La sagesse du quotidien chronique d'Henry Plée
Tableau de Feodor Tamarsky - La sagesse du quotidien chronique d'Henry Plée

La sagesse du quotidien une chronique d'Henry Plée

Dans cette nouvelle chronique martiale sur ma sagesse du quotidien, Henry Plée nous explique qu’on ne peut transmettre des enseignements profonds à des ignorants.

Voici une histoire de Sagesse qui m’a été adressé par un ami lecteur. En vérité, plusieurs lecteurs m’ont adressé la même histoire avec des variantes, c’est-à-dire qui m’a fait “tilt”. Un jour, un maître de sagesse, professeur de “l’École nationale d’Administration Publique”. Ce maître fut invité à dispenser une formation sur “la planification efficace de son temps” à un groupe de dirigeants de grosses compagnies.

Ce cours constituait l’un des cinq ateliers de leur journée de formation. Le maître n’avait donc qu’une heure pour “enseigner sa matière”. Tâche insurmontable pour un sujet aussi vaste que délicat.

Debout devant ce groupe d’élite, prêt à noter tout ce que cet expert en planification du temps allait enseigner. Le maître de sagesse les regarda un par un, lentement, puis leur dit : “nous allons réaliser une expérience.”

De sous la table, le maître sortit un immense pot de verre transparent, d’environ cinq litres, et le posa délicatement en face de lui. Ensuite il sortit une douzaine de cailloux. Aussi gros qu’une balles de tennis et les plaça délicatement un par un, dans le grand pot en verre.

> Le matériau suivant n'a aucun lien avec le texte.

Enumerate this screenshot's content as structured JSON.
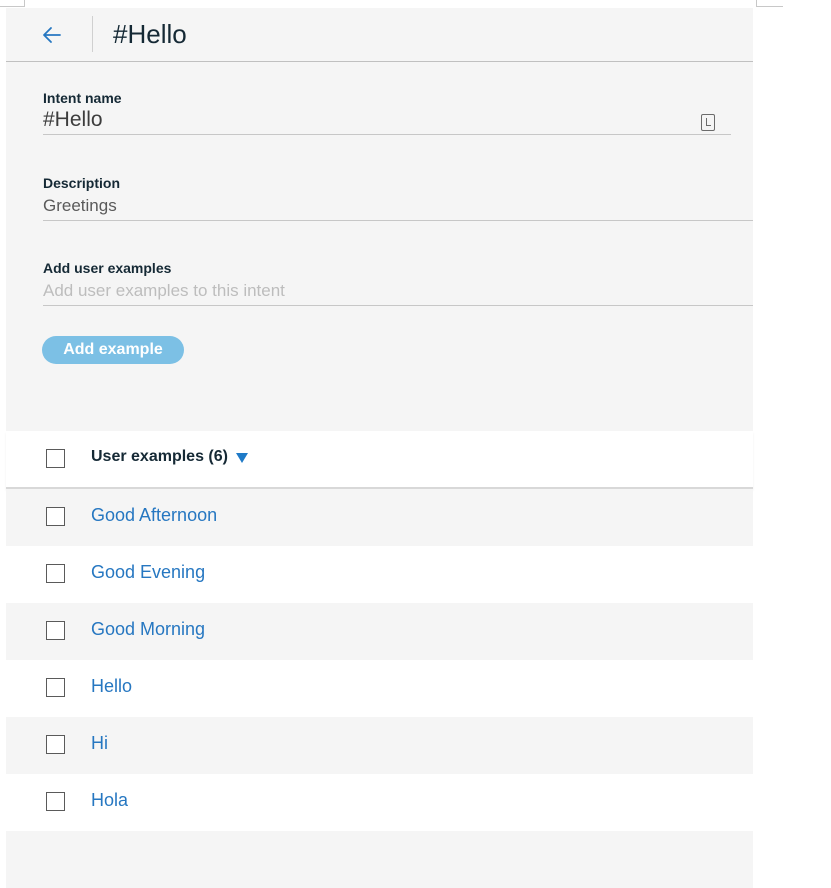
{
  "header": {
    "back_icon": "arrow-left-icon",
    "title": "#Hello"
  },
  "form": {
    "intent_name_label": "Intent name",
    "intent_name_value": "#Hello",
    "intent_name_icon": "clipboard-icon",
    "description_label": "Description",
    "description_value": "Greetings",
    "examples_label": "Add user examples",
    "examples_placeholder": "Add user examples to this intent",
    "add_button_label": "Add example"
  },
  "list": {
    "header_label": "User examples (6)",
    "sort_icon": "caret-down-icon",
    "items": [
      {
        "label": "Good Afternoon"
      },
      {
        "label": "Good Evening"
      },
      {
        "label": "Good Morning"
      },
      {
        "label": "Hello"
      },
      {
        "label": "Hi"
      },
      {
        "label": "Hola"
      }
    ]
  },
  "colors": {
    "accent": "#2677c1",
    "button": "#7cc0e5",
    "panel_bg": "#f5f5f5"
  }
}
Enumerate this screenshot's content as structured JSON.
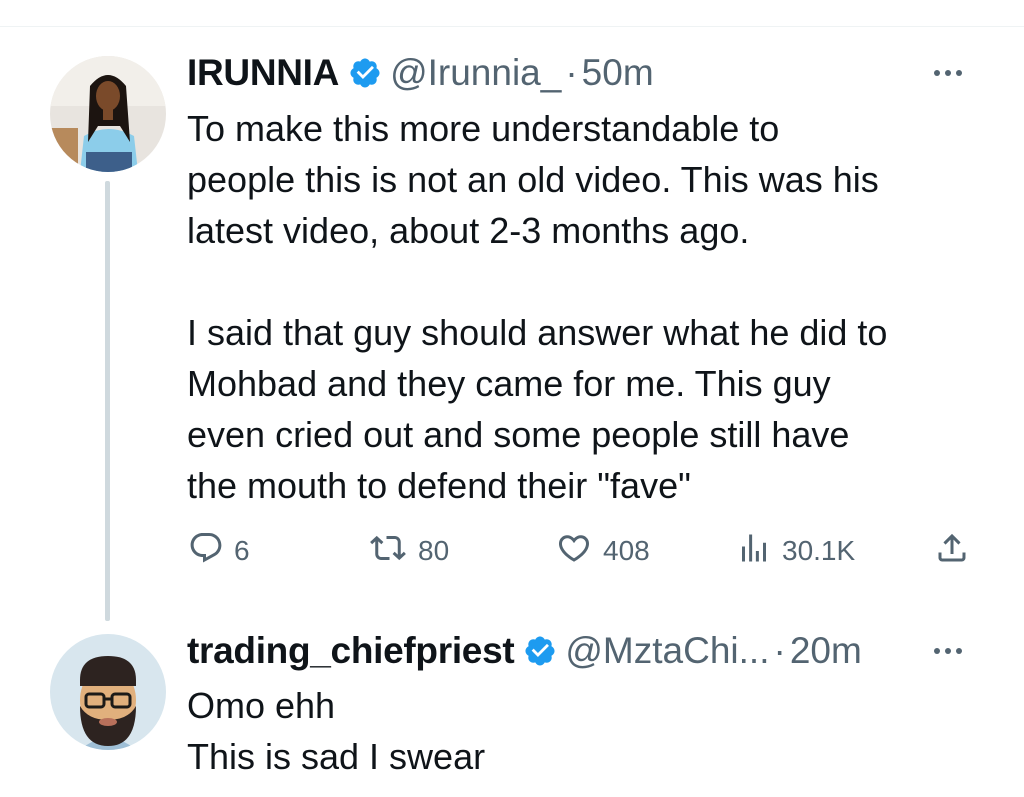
{
  "tweet1": {
    "display_name": "IRUNNIA",
    "handle": "@Irunnia_",
    "dot": "·",
    "time": "50m",
    "lines_p1": [
      "To make this more understandable to",
      "people this is not an old video. This was his",
      "latest video, about 2-3 months ago."
    ],
    "lines_p2": [
      "I said that guy should answer what he did to",
      "Mohbad and they came for me. This guy",
      "even cried out and some people still have",
      "the mouth to defend their \"fave\""
    ],
    "actions": {
      "replies": "6",
      "reposts": "80",
      "likes": "408",
      "views": "30.1K"
    }
  },
  "tweet2": {
    "display_name": "trading_chiefpriest",
    "handle": "@MztaChi...",
    "dot": "·",
    "time": "20m",
    "lines": [
      "Omo ehh",
      "This is sad I swear"
    ]
  },
  "icons": [
    "verified-badge-icon",
    "more-icon",
    "reply-icon",
    "repost-icon",
    "like-icon",
    "views-icon",
    "share-icon"
  ],
  "colors": {
    "verified": "#1d9bf0",
    "secondary_text": "#536471",
    "thread_line": "#cfd9de",
    "text": "#0f1419"
  }
}
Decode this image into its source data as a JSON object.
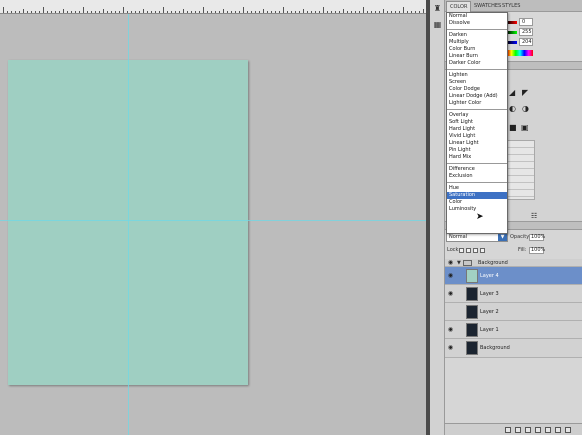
{
  "panel_tabs": [
    "COLOR",
    "SWATCHES",
    "STYLES"
  ],
  "color_values": [
    "0",
    "255",
    "204"
  ],
  "blend_menu": {
    "groups": [
      [
        "Normal",
        "Dissolve"
      ],
      [
        "Darken",
        "Multiply",
        "Color Burn",
        "Linear Burn",
        "Darker Color"
      ],
      [
        "Lighten",
        "Screen",
        "Color Dodge",
        "Linear Dodge (Add)",
        "Lighter Color"
      ],
      [
        "Overlay",
        "Soft Light",
        "Hard Light",
        "Vivid Light",
        "Linear Light",
        "Pin Light",
        "Hard Mix"
      ],
      [
        "Difference",
        "Exclusion"
      ],
      [
        "Hue",
        "Saturation",
        "Color",
        "Luminosity"
      ]
    ],
    "highlighted": "Saturation"
  },
  "layers": {
    "blend_mode": "Normal",
    "opacity_label": "Opacity:",
    "opacity_value": "100%",
    "lock_label": "Lock:",
    "fill_label": "Fill:",
    "fill_value": "100%",
    "group_name": "Background",
    "rows": [
      {
        "name": "Layer 4",
        "selected": true,
        "thumb": "teal"
      },
      {
        "name": "Layer 3",
        "selected": false,
        "thumb": "dark"
      },
      {
        "name": "Layer 2",
        "selected": false,
        "thumb": "dark"
      },
      {
        "name": "Layer 1",
        "selected": false,
        "thumb": "dark"
      },
      {
        "name": "Background",
        "selected": false,
        "thumb": "dark"
      }
    ]
  },
  "colors": {
    "canvas_fill": "#9fcfc2",
    "highlight": "#3d71c4",
    "selected_layer": "#6c8fc9"
  }
}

Lorsque le pot fut rempli à ras bord et qu’il fut manifestement impossible d’y ajouter un caillou de plus, il leva lentement les yeux vers ses élèves et leur demanda : “est-ce que ce pot est plein ?“. Tous répondirent par l’affirmative. Il attendit quelques secondes et ajouta : “vraiment ?“.

Le vase et la vie

Alors il se pencha et sortit de sous la table un récipient rempli de gravier. Avec minutie, il versa ce gravier sur les gros cailloux. Puis secoua le pot, jusqu’à ce que le gravier s’infiltre entre les cailloux jusqu’au font du pot, puis arrive jusqu’au bord.

Le Maître leva les yeux vers son auditoire et demanda à nouveau : “est-ce que ce pot est plein ?” Cette fois-ci, ses brillants élèves commençaient à comprendre. Au son de la voix du maître, que ce n’était pas certain et l’un d’entre eux se risqua à dire timidement : “probablement pas…”. “Bien,” répondit le maître. Il se pencha à nouveau et sortit, de sous la table, un sac de sable fin. Avec attention, il versa le sable dans le pot qu’il secoua. Le sable alla remplir les espaces entre les gros cailloux et le gravier. Encore une fois, le maître demanda : “est-ce que ce pot est plein ?”.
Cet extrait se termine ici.